A 8ª Câmara de Direito Público do Tribunal de Justiça de São Paulo manteve a decisão de condenar o estado de São Paulo a indenizar uma mulher após ter sido submetida – sem seu consentimento – a um procedimento de laqueadura depois de um parto. A criança foi encaminhada para a adoção antes que a mãe tivesse contato com ela.

O acórdão dos três desembargadores foi publicado na quarta-feira (26) e determina o pagamento de R$ 100 mil por danos morais. A GloboNews apurou que o valor deverá ser pago aos filhos da mulher, já que neste ano ela foi vítima de feminicídio pelo então companheiro.

Esterilização compulsória

Em 2017, uma ação proposta pelo Ministério Público pedia a esterilização compulsória da mulher, que estava presa à época na penitenciária de Mogi Guaçu, interior paulista. O pedido foi aceito pela Justiça, em caráter liminar, sem que a mulher fosse ouvida em juízo, obrigando a Prefeitura de Mococa (SP) a fazer o procedimento.

O Fantástico mostrou que, no processo, o Ministério Público justificou que a mulher era vista constantemente pela rua com sinais abusivos de álcool e drogas e que somente a laqueadura poderia proteger a sua vida e a dos filhos que poderiam nascer e seriam colocados em sério risco por causa do comportamento destrutivo da mãe.

Em fevereiro de 2018, ao dar à luz ao oitavo filho, a mulher de 36 anos foi submetida à laqueadura tubária, processo que gera uma obstrução das tubas uterinas, impossibilitando o encontro do óvulo com um espermatozoide. A Prefeitura de Mococa chegou a entrar com recurso da decisão, mas realizou o procedimento por ordem judicial. A decisão só foi reformada pelo TJ depois de o procedimento irreversível já ter sido feito.

A Defensoria Pública do Estado, por meio do Núcleo de Promoção e Defesa dos Direitos das Mulheres (Nudem), pleiteava a indenização e defendia que a realização de uma esterilização compulsória fere normas internacionais de proteção aos direitos humanos das mulheres, além da Constituição Federal, a Lei do Planejamento Familiar e os direitos fundamentais das mulheres.

No processo, a Defensoria afirmou que a mulher foi coagida a realizar a laqueadura em diferentes ocasiões pelos servidores da saúde e serviço social, sob a ameaça de possíveis consequências da retirada de seus filhos.

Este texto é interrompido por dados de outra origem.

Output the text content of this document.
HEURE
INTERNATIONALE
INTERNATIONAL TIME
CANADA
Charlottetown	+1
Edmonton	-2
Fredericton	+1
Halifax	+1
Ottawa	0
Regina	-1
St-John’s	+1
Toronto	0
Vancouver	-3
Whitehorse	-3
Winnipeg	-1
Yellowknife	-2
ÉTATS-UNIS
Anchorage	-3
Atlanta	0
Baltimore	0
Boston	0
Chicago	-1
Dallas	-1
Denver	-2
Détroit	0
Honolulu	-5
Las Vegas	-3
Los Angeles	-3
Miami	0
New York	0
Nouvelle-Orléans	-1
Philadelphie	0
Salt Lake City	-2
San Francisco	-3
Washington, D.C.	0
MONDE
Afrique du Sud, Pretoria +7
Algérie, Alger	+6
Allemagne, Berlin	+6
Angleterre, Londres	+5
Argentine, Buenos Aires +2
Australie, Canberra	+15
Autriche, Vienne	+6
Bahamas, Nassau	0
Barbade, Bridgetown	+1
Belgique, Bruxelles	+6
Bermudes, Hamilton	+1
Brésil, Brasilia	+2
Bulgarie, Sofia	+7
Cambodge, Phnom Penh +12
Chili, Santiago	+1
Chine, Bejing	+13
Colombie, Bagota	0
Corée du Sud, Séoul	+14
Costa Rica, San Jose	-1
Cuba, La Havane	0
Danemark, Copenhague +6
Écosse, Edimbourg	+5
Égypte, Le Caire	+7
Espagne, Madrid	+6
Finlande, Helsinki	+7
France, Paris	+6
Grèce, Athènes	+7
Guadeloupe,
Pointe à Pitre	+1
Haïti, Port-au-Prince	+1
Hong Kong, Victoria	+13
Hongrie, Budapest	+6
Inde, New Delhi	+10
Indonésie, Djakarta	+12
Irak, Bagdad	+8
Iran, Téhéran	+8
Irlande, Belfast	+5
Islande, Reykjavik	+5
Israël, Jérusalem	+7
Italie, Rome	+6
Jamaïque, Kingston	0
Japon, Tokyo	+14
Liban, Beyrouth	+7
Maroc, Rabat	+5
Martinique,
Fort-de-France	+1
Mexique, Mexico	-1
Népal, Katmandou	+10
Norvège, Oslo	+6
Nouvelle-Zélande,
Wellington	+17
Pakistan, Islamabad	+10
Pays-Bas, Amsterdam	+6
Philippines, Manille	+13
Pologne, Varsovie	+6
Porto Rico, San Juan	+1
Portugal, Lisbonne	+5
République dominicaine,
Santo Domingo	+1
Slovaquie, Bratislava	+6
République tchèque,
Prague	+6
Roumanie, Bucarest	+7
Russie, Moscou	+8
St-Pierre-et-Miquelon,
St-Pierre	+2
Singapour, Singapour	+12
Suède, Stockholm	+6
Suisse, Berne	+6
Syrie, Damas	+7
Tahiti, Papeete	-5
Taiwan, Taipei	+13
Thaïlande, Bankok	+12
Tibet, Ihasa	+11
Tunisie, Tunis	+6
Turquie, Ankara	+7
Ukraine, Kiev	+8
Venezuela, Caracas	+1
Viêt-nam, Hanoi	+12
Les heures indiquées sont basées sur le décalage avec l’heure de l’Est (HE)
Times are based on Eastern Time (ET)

Segundo as defensoras, não constava no prontuário médico nenhum termo de consentimento da paciente e que também não foi informado a ela, no momento do parto, o método da cirurgia realizada, o que caracteriza violação aos seus direitos fundamentais. O entendimento do Nudem foi o de que houve caráter discriminatório na ação pelo fato de a mulher ser negra, estar presa e já ter quatro filhos biológicos à época.

Já o estado de São Paulo, por meio da Procuradoria Geral do Estado (PGE), alegou nos autos que não teve responsabilidade civil no caso e que, mesmo sem a autorização formal em juízo, a mulher havia consentido a realização da cirurgia em atendimentos por equipamentos de saúde da cidade, anteriormente ao procedimento.

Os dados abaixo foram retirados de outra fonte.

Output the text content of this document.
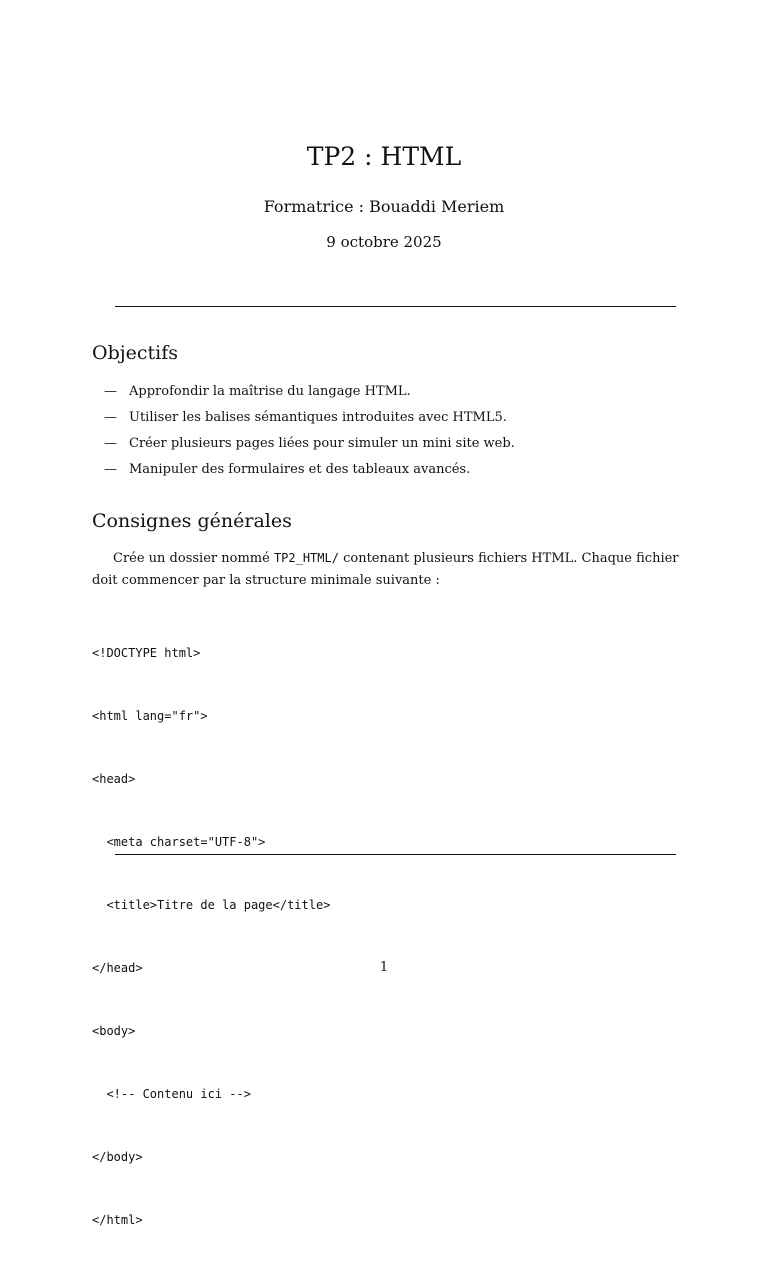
TP2 : HTML
Formatrice : Bouaddi Meriem
9 octobre 2025
Objectifs
— Approfondir la maîtrise du langage HTML.
— Utiliser les balises sémantiques introduites avec HTML5.
— Créer plusieurs pages liées pour simuler un mini site web.
— Manipuler des formulaires et des tableaux avancés.
Consignes générales

Crée un dossier nommé TP2_HTML/ contenant plusieurs fichiers HTML. Chaque fichier doit commencer par la structure minimale suivante :

<!DOCTYPE html>

<html lang="fr">

<head>

<meta charset="UTF-8">

<title>Titre de la page</title>

</head>

<body>

<!-- Contenu ici -->

</body>

</html>

1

Para os desembargadores do Tribunal de Justiça, o ordenamento jurídico brasileiro não autoriza a laqueadura compulsória. Na decisão, é citado que “a manifestação de vontade da parte não foi colhida perante o juízo, mas apenas certificada em cartório, tendo sido informada no próprio balcão sobre o procedimento médico a que seria submetida”.

Ainda de acordo com os desembargadores, o consentimento para o procedimento “não se trata de mera formalidade, mas de exigência legal justificável em razão da gravidade e irreversibilidade do procedimento” e que a previsão é a de que, entre a manifestação de vontade da mulher e o parto, decorram 60 dias, o que não foi comprovado nos autos.

O caso está em sigilo. A GloboNews apurou que o pedido da Defensoria Pública à 8ª Câmara de Direito Público era de indenização de R$ 500 mil, mas o Tribunal de Justiça manteve o valor de R$ 100 mil por danos morais arbitrados na decisão em primeira instância.

A Defensoria Pública informou que recebeu a notícia sobre a decisão com satisfação porque houve o reconhecimento por parte dos desembargadores de que o procedimento não obedeceu os preceitos legais e que violou os direitos humanos da mulher.

Ainda cabe recurso. Em nota, a Procuradoria Geral do Estado informou que “ainda não foi intimada da decisão”.